Metro gains majority stake in Gulf Alumina, rival bid falls by the wayside

5th December 2016 By: Esmarie Iannucci - Creamer Media Senior Deputy Editor: Australasia

PERTH (miningweekly.com) – ASX-listed Metro Mining has declared its takeover offer for Gulf Alumina unconditional, after shareholders representing some 57.3% of the company’s issued capital accepted its offer.

Metro initially offered Gulf shareholders a choice between 60c in cash a share, or a cash and shares alternative of 50c in cash and one metro share for each Gulf share held, to rival a bid from fellow-listed Moly Mines.

The offer was increased to either 62c in cash, or 52c in cash plus one share in Metro, for each Gulf share held.
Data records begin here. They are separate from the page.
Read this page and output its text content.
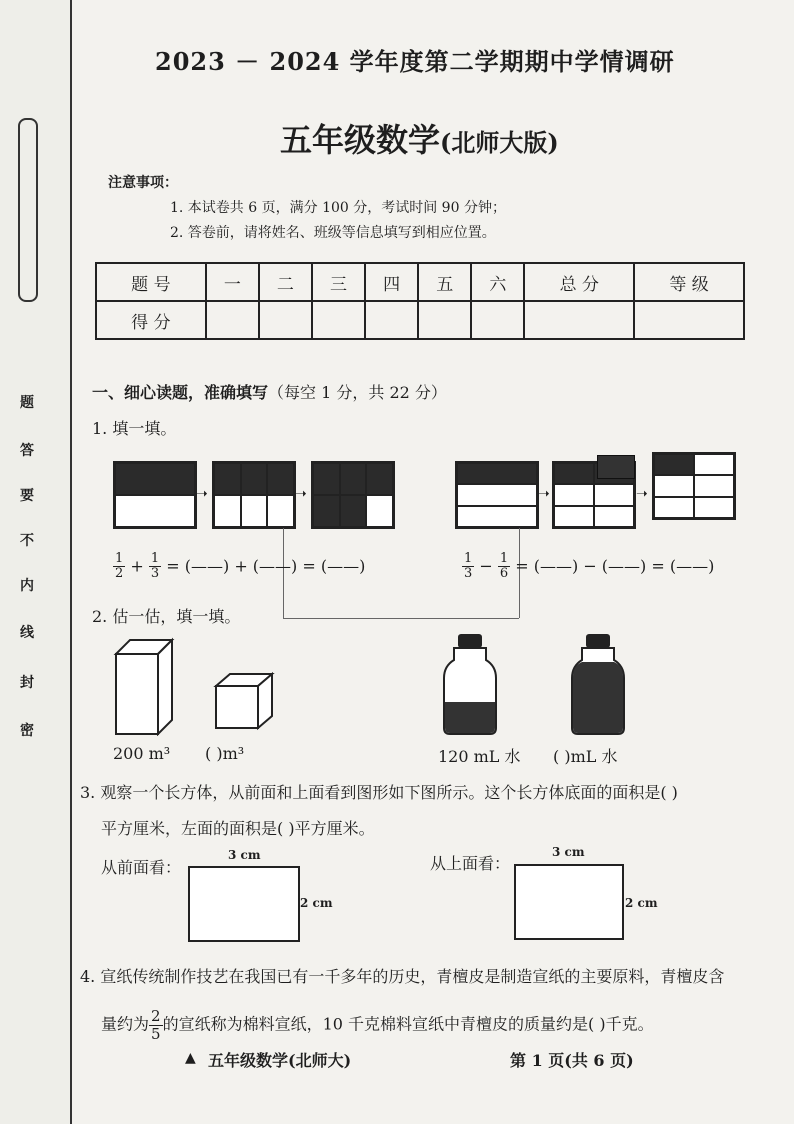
题
答
要
不
内
线
封
密
2023 － 2024 学年度第二学期期中学情调研
五年级数学(北师大版)
注意事项：
1. 本试卷共 6 页，满分 100 分，考试时间 90 分钟；
2. 答卷前，请将姓名、班级等信息填写到相应位置。
题 号	一	二	三	四	五	六	总 分	等 级
得 分								
一、细心读题，准确填写（每空 1 分，共 22 分）
1. 填一填。
➝	➝	➝	➝
$\frac{1}{2} + \frac{1}{3}$ = (——) + (——) = (——)	$\frac{1}{3} - \frac{1}{6}$ = (——) − (——) = (——)
2. 估一估，填一填。
200 m³ ( )m³	120 mL 水 ( )mL 水
3. 观察一个长方体，从前面和上面看到图形如下图所示。这个长方体底面的面积是( )
平方厘米，左面的面积是( )平方厘米。
从前面看：
3 cm
2 cm
从上面看：
3 cm
2 cm
4. 宣纸传统制作技艺在我国已有一千多年的历史，青檀皮是制造宣纸的主要原料，青檀皮含
量约为 $\frac{2}{5}$ 的宣纸称为棉料宣纸，10 千克棉料宣纸中青檀皮的质量约是( )千克。
▲ 五年级数学(北师大)	第 1 页(共 6 页)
The company has also extended its offer period by just under three weeks, to December 23.

The Moly Mines bid has fallen by the wayside, after the ASX determined that it would not allow Moly to relist, should it proceed with the acquisition of Gulf, citing concern over the ownership of Moly’s largest shareholder, the Hanlong Group.

With Metro now gaining the majority interest in Gulf, the company said on Monday that it would proceed with the compulsory acquisition of the remaining Gulf shares.

Furthermore, the company would immediately start work to integrate Metro and Gulf’s adjoining bauxite projects on Western Cape York, with a view to creating a large, independent, long life, low capital cost and high margin Australian bauxite company.

Metro would also prepare a bankable feasibility study that would reflect a higher production rate, and a longer mine life than could be achieved at its standalone Bauxite Hills project, north of Weipa in Queensland. The study was expected to reflect synergies of some A$200-million, which could be realised by integrating the Gulf and Metro project areas.

The integrated project would have a bauxite reserve of over 95-million tonnes.